What’s new: A report by the World Health Organization (WHO) warns that elders may not receive the full benefit of AI in healthcare. It highlights sources of bias in such systems and offers recommendations for building them.
What it says: The report calls attention to four primary issues: datasets, technological literacy, diversity of development teams, and virtual care.
- The datasets used to train healthcare systems frequently underrepresent older people. They may not account for broad variations in elder health and lifestyle.
- Older people are less eager than younger people to adopt new technology, and that may affect their access to AI-assisted care. Their reticence may lead developers to view them as less relevant to the market and focus on serving younger people.
- Development teams dominated by younger people may build products that are biased against elders or don’t address their needs, particularly those of elders in socially marginalized groups.

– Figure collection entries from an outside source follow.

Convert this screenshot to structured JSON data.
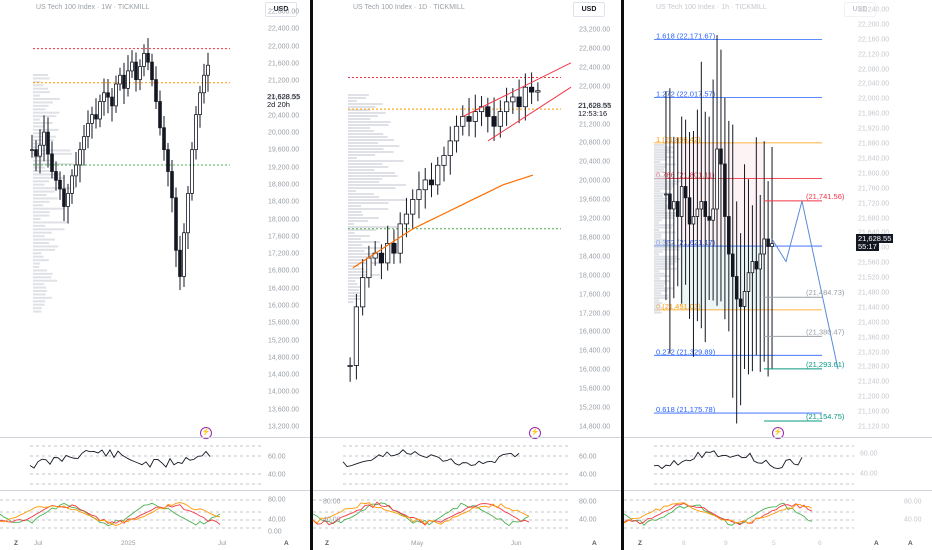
{
  "panels": [
    {
      "title": "US Tech 100 Index · 1W · TICKMILL",
      "currency": "USD",
      "price_axis": [
        "22,800.00",
        "22,400.00",
        "22,000.00",
        "21,600.00",
        "21,200.00",
        "20,800.00",
        "20,400.00",
        "20,000.00",
        "19,600.00",
        "19,200.00",
        "18,800.00",
        "18,400.00",
        "18,000.00",
        "17,600.00",
        "17,200.00",
        "16,800.00",
        "16,400.00",
        "16,000.00",
        "15,600.00",
        "15,200.00",
        "14,800.00",
        "14,400.00",
        "14,000.00",
        "13,600.00",
        "13,200.00"
      ],
      "last_price": "21,628.55",
      "countdown": "2d 20h",
      "rsi_axis": [
        "60.00",
        "40.00"
      ],
      "stoch_axis": [
        "80.00",
        "40.00",
        "0.00"
      ],
      "time_axis": [
        "Jul",
        "2025",
        "Jul"
      ],
      "corner": "Z",
      "corner_right": "A"
    },
    {
      "title": "US Tech 100 Index · 1D · TICKMILL",
      "currency": "USD",
      "price_axis": [
        "23,200.00",
        "22,800.00",
        "22,400.00",
        "22,000.00",
        "21,600.00",
        "21,200.00",
        "20,800.00",
        "20,400.00",
        "20,000.00",
        "19,600.00",
        "19,200.00",
        "18,800.00",
        "18,400.00",
        "18,000.00",
        "17,600.00",
        "17,200.00",
        "16,800.00",
        "16,400.00",
        "16,000.00",
        "15,600.00",
        "15,200.00",
        "14,800.00"
      ],
      "last_price": "21,628.55",
      "countdown": "12:53:16",
      "rsi_axis": [
        "60.00",
        "40.00"
      ],
      "stoch_axis": [
        "80.00",
        "40.00"
      ],
      "time_axis": [
        "May",
        "Jun"
      ],
      "corner": "Z",
      "corner_right": "A"
    },
    {
      "title": "US Tech 100 Index · 1h · TICKMILL",
      "currency": "USD",
      "price_axis": [
        "22,240.00",
        "22,200.00",
        "22,160.00",
        "22,120.00",
        "22,080.00",
        "22,040.00",
        "22,000.00",
        "21,960.00",
        "21,920.00",
        "21,880.00",
        "21,840.00",
        "21,800.00",
        "21,760.00",
        "21,720.00",
        "21,680.00",
        "21,640.00",
        "21,600.00",
        "21,560.00",
        "21,520.00",
        "21,480.00",
        "21,440.00",
        "21,400.00",
        "21,360.00",
        "21,320.00",
        "21,280.00",
        "21,240.00",
        "21,200.00",
        "21,160.00",
        "21,120.00"
      ],
      "last_price": "21,628.55",
      "countdown": "55:17",
      "fib_levels": [
        {
          "label": "1.618 (22,171.67)",
          "color": "#2962ff"
        },
        {
          "label": "1.272 (22,017.57)",
          "color": "#2962ff"
        },
        {
          "label": "1 (21,896.42)",
          "color": "#ff9800"
        },
        {
          "label": "0.786 (21,801.11)",
          "color": "#f23645"
        },
        {
          "label": "0.382 (21,621.17)",
          "color": "#2962ff"
        },
        {
          "label": "0 (21,451.03)",
          "color": "#ff9800"
        },
        {
          "label": "0.272 (21,329.89)",
          "color": "#2962ff"
        },
        {
          "label": "0.618 (21,175.78)",
          "color": "#2962ff"
        }
      ],
      "targets": [
        {
          "label": "(21,741.56)",
          "color": "#f23645"
        },
        {
          "label": "(21,484.73)",
          "color": "#9aa0a6"
        },
        {
          "label": "(21,380.47)",
          "color": "#9aa0a6"
        },
        {
          "label": "(21,293.61)",
          "color": "#089981"
        },
        {
          "label": "(21,154.75)",
          "color": "#089981"
        }
      ],
      "rsi_axis": [
        "60.00",
        "40.00"
      ],
      "stoch_axis": [
        "80.00",
        "40.00"
      ],
      "time_axis": [
        "8",
        "9",
        "5",
        "6"
      ],
      "corner": "Z",
      "corner_right": "A"
    }
  ],
  "colors": {
    "up": "#131722",
    "down": "#131722",
    "red_dash": "#f23645",
    "orange_dash": "#ff9800",
    "green_dash": "#4caf50",
    "blue": "#2962ff",
    "ma": "#ff6d00"
  },
  "chart_data": [
    {
      "type": "candlestick",
      "title": "US Tech 100 Index · 1W · TICKMILL",
      "ylim": [
        13200,
        22800
      ],
      "levels": [
        {
          "price": 22010,
          "color": "red"
        },
        {
          "price": 21230,
          "color": "orange"
        },
        {
          "price": 19350,
          "color": "green"
        }
      ],
      "last": 21628.55,
      "close_path": [
        19700,
        19550,
        19800,
        20100,
        19600,
        19200,
        19000,
        18800,
        18400,
        18700,
        19100,
        19350,
        19700,
        20000,
        20300,
        20500,
        20400,
        20800,
        21000,
        20900,
        20700,
        21200,
        21400,
        21100,
        21500,
        21700,
        21300,
        21600,
        21900,
        21700,
        21300,
        20800,
        20200,
        19700,
        19200,
        18600,
        17400,
        16800,
        17800,
        18700,
        19700,
        20500,
        21000,
        21400,
        21628
      ]
    },
    {
      "type": "candlestick",
      "title": "US Tech 100 Index · 1D · TICKMILL",
      "ylim": [
        14800,
        23200
      ],
      "levels": [
        {
          "price": 21900,
          "color": "red"
        },
        {
          "price": 21250,
          "color": "orange"
        },
        {
          "price": 18800,
          "color": "green"
        }
      ],
      "last": 21628.55,
      "close_path": [
        16000,
        17200,
        17800,
        18200,
        18300,
        18100,
        18500,
        18300,
        18900,
        19100,
        19400,
        19600,
        19800,
        19700,
        20100,
        20300,
        20600,
        20900,
        21100,
        21000,
        21200,
        21300,
        21100,
        20900,
        21200,
        21400,
        21500,
        21300,
        21700,
        21600,
        21628
      ],
      "ma_path": [
        18000,
        18200,
        18400,
        18600,
        18800,
        18950,
        19100,
        19250,
        19400,
        19550,
        19700,
        19800,
        19900
      ]
    },
    {
      "type": "candlestick",
      "title": "US Tech 100 Index · 1h · TICKMILL",
      "ylim": [
        21120,
        22240
      ],
      "last": 21628.55,
      "close_path": [
        21760,
        21720,
        21740,
        21700,
        21780,
        21750,
        21680,
        21700,
        21720,
        21740,
        21700,
        21690,
        21720,
        21880,
        21840,
        21700,
        21600,
        21540,
        21480,
        21460,
        21500,
        21550,
        21580,
        21560,
        21600,
        21640,
        21620,
        21628
      ]
    }
  ]
}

- AI applications that automate care or monitor a patient’s health remotely may reduce contact between caregivers and patients. This may deprive elders of human contact and deepen the disconnect between young developers and older patients.
Recommendations: The authors recommend that datasets be audited for ageism, teams include a variety of ages, elders be involved in product design, elders have rights to consent and contest use of AI systems in their own care, and AI products undergo rigorous ethics reviews.
Behind the news: Relatively little research has examined age bias in AI systems. Nevertheless, elders themselves have complained about some existing systems.
- Users criticized QuietCare, a bracelet that uses AI-enhanced motion detection to recognize when a user has fallen or needs emergency medical help. They claimed that the system didn’t suit their routines and generated false alarms.
- Researchers found a dramatic gap between elders and their adult children in their acceptance of an in-home computer vision system designed to detect falls. The children were far more enthusiastic than their parents. The children also tended to underestimate their parents’ competence.
Why it matters: Learning algorithms have a well-documented history of absorbing biases from their training data with respect to ethnicity, gender, sexual orientation, and religion. It stands to reason that they would also absorb biases with respect to older people — a population that, like the very young, is at greater risk of illness and injury and generally needs greater care than the general population.
We’re thinking: Let’s do what we can to ensure that the benefits of AI are shared fairly among all people.